Merging is done by values of selected (merging) attributes. First, the value of the merging attribute from Data is taken and instances from Extra Data are searched for matching values. If more than a single instance from Extra Data was to be found, the attribute is removed from available merging attributes.
- Information on Data
- Information on Extra Data
- Merging type. Append columns from Extra Data outputs all instances from Data appended by matching instances from Extra Data. When no match is found, unknown values are appended. Find matching rows outputs similar as above, except hen no match is found, instances are excluded. Concatenate tables, merge rows outputs all instances from both inputs, even though the match may not be found. In that case unknown values are assigned.

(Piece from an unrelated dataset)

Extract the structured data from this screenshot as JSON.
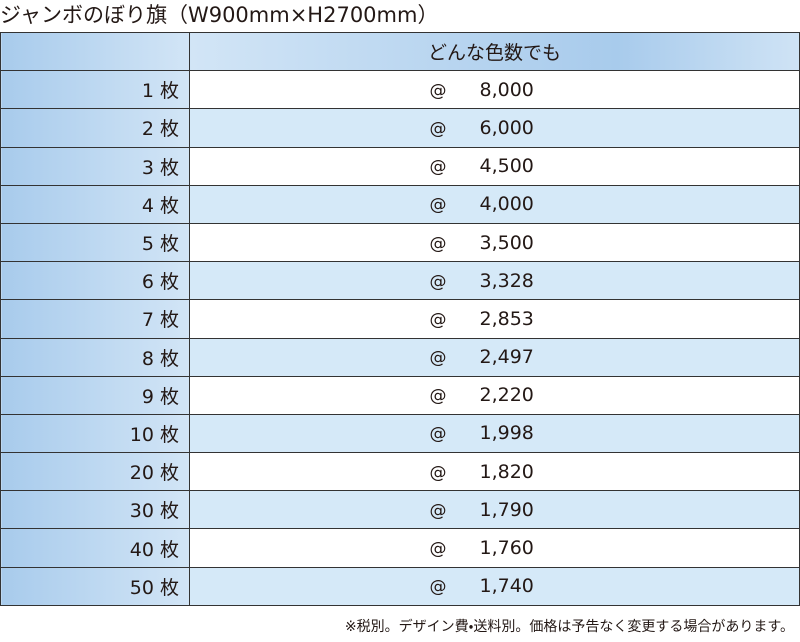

- List of comparable attributes from Data
- List of comparable attributes from Extra Data
- Produce a report.
Merging two data sets results in appending new attributes to the
original file, based on a selected common attribute. In the example
below, we wanted to merge the zoo.tab file containing only factual
containing images. Both files share a common string attribute names. Now, we
create a workflow connecting the two files. The zoo.tab data is
connected to Data input of the Merge Data widget, and the
zoo-with-images.tab data to the Extra Data input. Outputs of the
Merge Data widget is then connected to the Data Table widget.
In the latter, the Merged Data channels are shown, where image attributes
are added to the original data.
The case where we want to include all instances in the output, even those where no match by attribute names was found, is shown in the following workflow.
The third type of merging is shown in the next workflow. The output consist of both inputs, with unknown values assigned where no match was found.
If the two data sets consist of equally-named attributes (other than the ones used to perform the merging), Orange will check by default for consistency of the values of these attributes and report an error in case of non-matching values. In order to avoid the consistency checking, make sure that new attributes are created for each data set: you may use the ‘Columns with the same name in different files represent different variables‘ option in the File widget for loading the data.